Why?
 

deepblue

What you have just said has a certain ring of truth and I would like to believe that all these foreign government agencies, local/city authorities, colleges, etc. are just port scanning my IP address (or scanning a range of IP addresses).

However, just seeing if you have port 6346 open doesn't seem to tell the whole story because if my port is open then what business is it of theirs? It seems to me that the reason for port scanning is just not only to see if ports are open but to look for vulnerable PCs to infect with a Trojan, that way your activities can be monitored and a report sent back to the Trojan's originator.

Port scanning for port scanning sake makes no real sense for statistical purposes only, therefore I feel that there must be some other motive behind their constant port scanning activities.

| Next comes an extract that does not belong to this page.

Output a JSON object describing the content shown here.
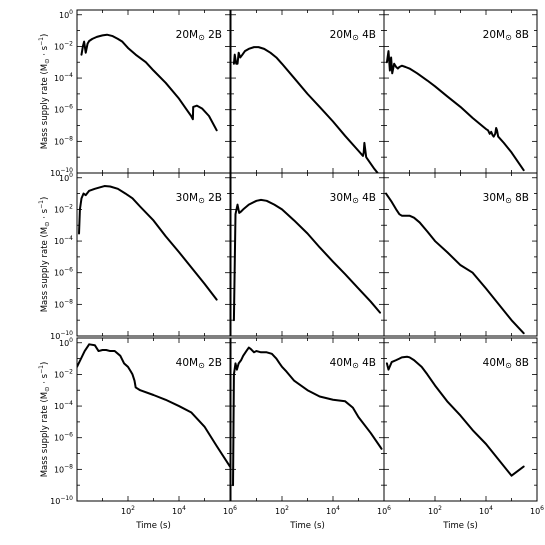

Finally, I will take your advice and not get too alarmed by what my various logs tell me, now that I have PeerGuardian.




UK Bob

Yes there is. They port scan to find IP addresses with port 6346 open. Any computer that returns a SYN/ACK or ACK packet (or an RST, PSH, or FIN packet depending on the type of scanning they are using) gets thier IP address added to a list. From there it can be used for just about anything. The agencies can use it see how many files you are sharing, and what they are. Or they can use the open port to deliver advertisments, spyware, or even gain unauthorized access to your computer. The job of a firewall and PG are to close/monitor open ports, and block all incoming TCP packets from prying agencies. I hope this helps.

deepblue

Port Scanning and Malware Planting.
 

Dear All

Over the past few days (21, 22 April) the PeerGuardian block list server was down, at the time I did not realise this and started my usual (early) weekend P2P-ing

Friday morning I noticed that MS AntiSpyware found five instances of NS Keylogger on my PC, two of those instances I now believe were false positives (uninstallers):

C:\Program Files\PeerGuardian2\unins000.exe
C:\Program Files\SpywareBlaster\unins000.exe

However, the other three instances cannot be dismissed as easily, leading me to suspect that one of those "agencies" that are constantly crawling down the 6346 port, and are usually kept out by PG2, probably planted this keylogger.

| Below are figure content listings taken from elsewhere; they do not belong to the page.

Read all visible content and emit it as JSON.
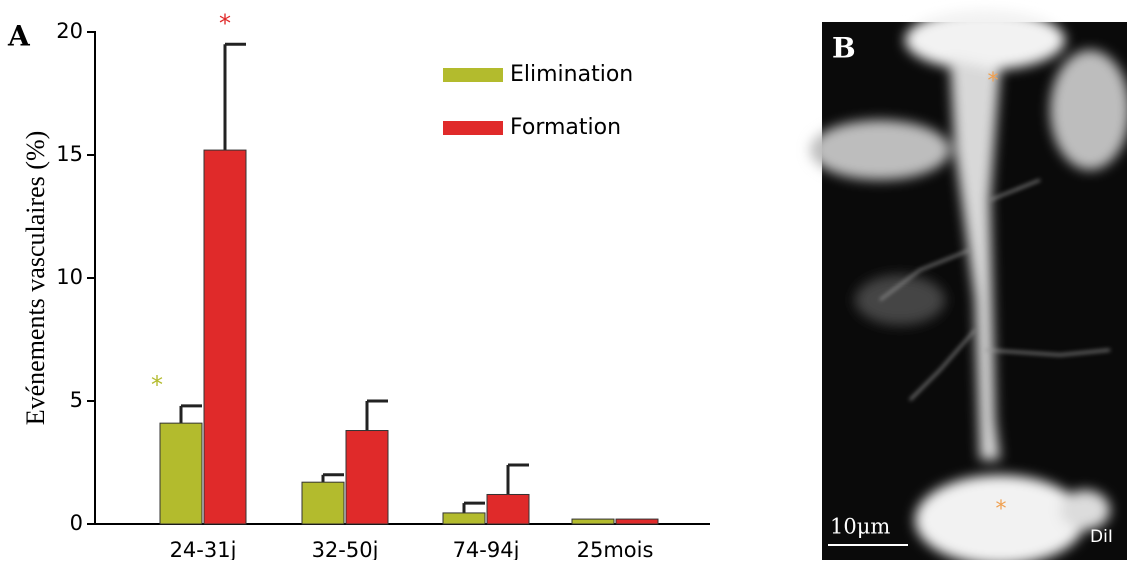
{
  "panel_a_label": "A",
  "chart_data": {
    "type": "bar",
    "ylabel": "Evénements vasculaires (%)",
    "categories": [
      "24-31j",
      "32-50j",
      "74-94j",
      "25mois"
    ],
    "series": [
      {
        "name": "Elimination",
        "color": "#b3bb2d",
        "values": [
          4.1,
          1.7,
          0.45,
          0.2
        ],
        "errors": [
          0.7,
          0.3,
          0.4,
          null
        ]
      },
      {
        "name": "Formation",
        "color": "#e02a2a",
        "values": [
          15.2,
          3.8,
          1.2,
          0.2
        ],
        "errors": [
          4.3,
          1.2,
          1.2,
          null
        ]
      }
    ],
    "annotations": [
      {
        "text": "*",
        "category": 0,
        "series": 0,
        "color": "#b3bb2d"
      },
      {
        "text": "*",
        "category": 0,
        "series": 1,
        "color": "#e02a2a"
      }
    ],
    "ylim": [
      0,
      20
    ],
    "yticks": [
      0,
      5,
      10,
      15,
      20
    ],
    "legend": "upper right"
  },
  "panel_b": {
    "label": "B",
    "scale_bar": "10μm",
    "stain": "DiI",
    "markers": [
      "*",
      "*"
    ]
  }
}
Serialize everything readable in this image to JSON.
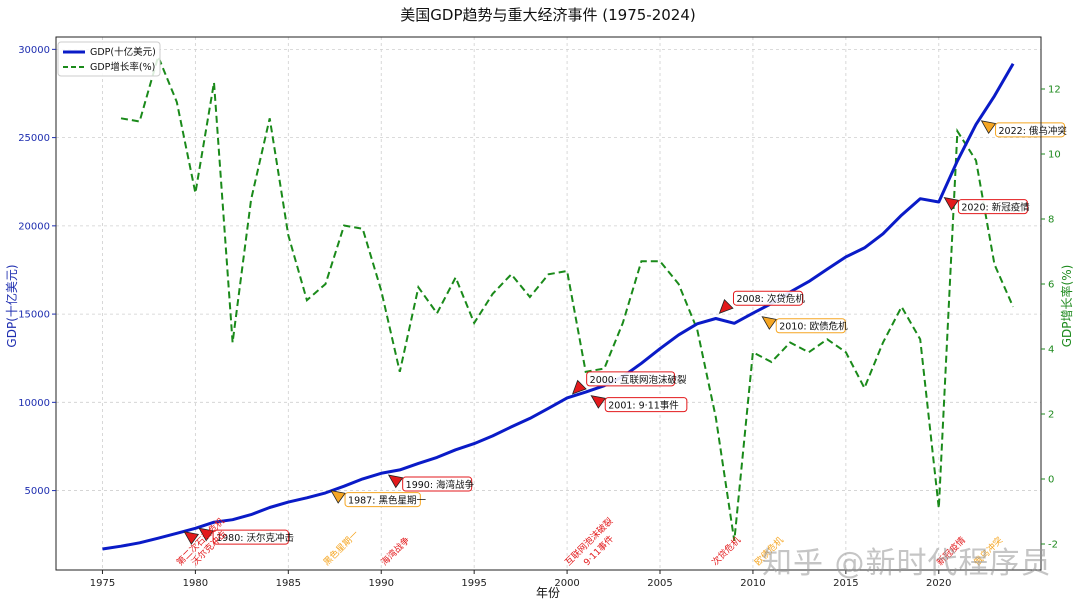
{
  "colors": {
    "gdp": "#0a1bc7",
    "growth": "#1a8a1a",
    "red": "#e31a1c",
    "orange": "#f5a623",
    "left_axis": "#1f2fb0",
    "right_axis": "#1e8a1e"
  },
  "watermark": "知乎 @新时代程序员",
  "chart_data": {
    "type": "line",
    "title": "美国GDP趋势与重大经济事件 (1975-2024)",
    "xlabel": "年份",
    "ylabel": "GDP(十亿美元)",
    "y2label": "GDP增长率(%)",
    "xlim": [
      1972.5,
      2025.5
    ],
    "ylim": [
      500,
      30700
    ],
    "y2lim": [
      -2.8,
      13.6
    ],
    "xticks": [
      1975,
      1980,
      1985,
      1990,
      1995,
      2000,
      2005,
      2010,
      2015,
      2020
    ],
    "yticks": [
      5000,
      10000,
      15000,
      20000,
      25000,
      30000
    ],
    "y2ticks": [
      -2,
      0,
      2,
      4,
      6,
      8,
      10,
      12
    ],
    "grid": true,
    "legend_position": "top-left",
    "series": [
      {
        "name": "GDP(十亿美元)",
        "axis": "left",
        "style": "solid",
        "x": [
          1975,
          1976,
          1977,
          1978,
          1979,
          1980,
          1981,
          1982,
          1983,
          1984,
          1985,
          1986,
          1987,
          1988,
          1989,
          1990,
          1991,
          1992,
          1993,
          1994,
          1995,
          1996,
          1997,
          1998,
          1999,
          2000,
          2001,
          2002,
          2003,
          2004,
          2005,
          2006,
          2007,
          2008,
          2009,
          2010,
          2011,
          2012,
          2013,
          2014,
          2015,
          2016,
          2017,
          2018,
          2019,
          2020,
          2021,
          2022,
          2023,
          2024
        ],
        "values": [
          1690,
          1850,
          2040,
          2300,
          2580,
          2860,
          3210,
          3350,
          3640,
          4040,
          4350,
          4590,
          4870,
          5250,
          5660,
          5980,
          6170,
          6540,
          6880,
          7310,
          7660,
          8100,
          8610,
          9090,
          9660,
          10250,
          10580,
          10940,
          11460,
          12210,
          13040,
          13820,
          14450,
          14750,
          14480,
          15050,
          15600,
          16250,
          16840,
          17550,
          18240,
          18750,
          19550,
          20610,
          21540,
          21350,
          23680,
          25750,
          27360,
          29180
        ]
      },
      {
        "name": "GDP增长率(%)",
        "axis": "right",
        "style": "dashed",
        "x": [
          1976,
          1977,
          1978,
          1979,
          1980,
          1981,
          1982,
          1983,
          1984,
          1985,
          1986,
          1987,
          1988,
          1989,
          1990,
          1991,
          1992,
          1993,
          1994,
          1995,
          1996,
          1997,
          1998,
          1999,
          2000,
          2001,
          2002,
          2003,
          2004,
          2005,
          2006,
          2007,
          2008,
          2009,
          2010,
          2011,
          2012,
          2013,
          2014,
          2015,
          2016,
          2017,
          2018,
          2019,
          2020,
          2021,
          2022,
          2023,
          2024
        ],
        "values": [
          11.1,
          11.0,
          13.0,
          11.6,
          8.8,
          12.2,
          4.2,
          8.6,
          11.1,
          7.5,
          5.5,
          6.0,
          7.8,
          7.7,
          5.8,
          3.3,
          5.9,
          5.1,
          6.2,
          4.8,
          5.7,
          6.3,
          5.6,
          6.3,
          6.4,
          3.3,
          3.4,
          4.8,
          6.7,
          6.7,
          6.0,
          4.6,
          1.9,
          -1.9,
          3.9,
          3.6,
          4.2,
          3.9,
          4.3,
          3.9,
          2.8,
          4.2,
          5.3,
          4.3,
          -0.9,
          10.7,
          9.8,
          6.6,
          5.3
        ]
      }
    ],
    "annotations": [
      {
        "text": "1979: 第二次石油危机",
        "x": 1979.4,
        "y": 2670,
        "color": "red",
        "box": false,
        "vlabel": "第二次石油危机"
      },
      {
        "text": "1980: 沃尔克冲击",
        "x": 1980.2,
        "y": 2870,
        "color": "red",
        "box": true,
        "vlabel": "沃尔克冲击"
      },
      {
        "text": "1987: 黑色星期一",
        "x": 1987.3,
        "y": 5000,
        "color": "orange",
        "box": true,
        "vlabel": "黑色星期一"
      },
      {
        "text": "1990: 海湾战争",
        "x": 1990.4,
        "y": 5880,
        "color": "red",
        "box": true,
        "vlabel": "海湾战争"
      },
      {
        "text": "2000: 互联网泡沫破裂",
        "x": 2000.3,
        "y": 10480,
        "color": "red",
        "box": true,
        "vlabel": "互联网泡沫破裂"
      },
      {
        "text": "2001: 9·11事件",
        "x": 2001.3,
        "y": 10380,
        "color": "red",
        "box": true,
        "vlabel": "9·11事件"
      },
      {
        "text": "2008: 次贷危机",
        "x": 2008.2,
        "y": 15050,
        "color": "red",
        "box": true,
        "vlabel": "次贷危机"
      },
      {
        "text": "2010: 欧债危机",
        "x": 2010.5,
        "y": 14850,
        "color": "orange",
        "box": true,
        "vlabel": "欧债危机"
      },
      {
        "text": "2020: 新冠疫情",
        "x": 2020.3,
        "y": 21600,
        "color": "red",
        "box": true,
        "vlabel": "新冠疫情"
      },
      {
        "text": "2022: 俄乌冲突",
        "x": 2022.3,
        "y": 25950,
        "color": "orange",
        "box": true,
        "vlabel": "俄乌冲突"
      }
    ]
  }
}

I believe I made a silly mistake in not realising that the block lists that my copy of PG2 used were solely online, so when the PeerGuardian server went offline, a window of vulnerability opened on my PC.

I have now nailed this window shut, and in order to protect my PC, by updating my PG2 with locally installed block lists (from Blocklist.org) now I am no longer dependant on the online lists as I was (unknowingly) before.





UK Bob

Hi
Peerguardian sounds interesting but a question ? can I use it alongside my McAfee Firewall.
Your help would be appreciated.

hitbit

PeerGuardian & Firewall
 

Hitbit

I use PeerGuardian along side Norton Personal Firewall 2005 so there should be no problem with McAfee or any other Firewall.



UK Bob

Perhaps its like a hole in a fence to them.
They can't pass that hole without having a look.
Seriously these people probably spy all the time if only to eliminate us from their inquiries

hitbit

PG w/ McAfee
 

Np, I am using McAfee Pers Firewall & Peer Guardian. They play nicely with one another :)

I have been using PG for some time now and have seen similar organizations being blocked from port 6346.Could it be someone inside the organization trying to use Limewire as we are and being blocked because of the ip address?For example someone from the City of Thunder Bay,ON Canada has continually tried to connect to my port and been blocked. I don't think the RIAA has any spies in Thunder Bay its just that all cities are on the blocklist.

I have been using PG for over a year and continued to use the original program through their dispute over ownership. I see this mess is resolved now, is my PG up to date or do I need to download a new program?

Thanks Dan

Also I use PG alongside Sygate and it works fine

Dan

PG will tell you if there is a new program available when you update your block lists.

However, PG2 is now available so, I guess, that is the one you should be now using.



UK Bob

Interestingly PeerGaurdian does an excellent job of blocking my access to this website.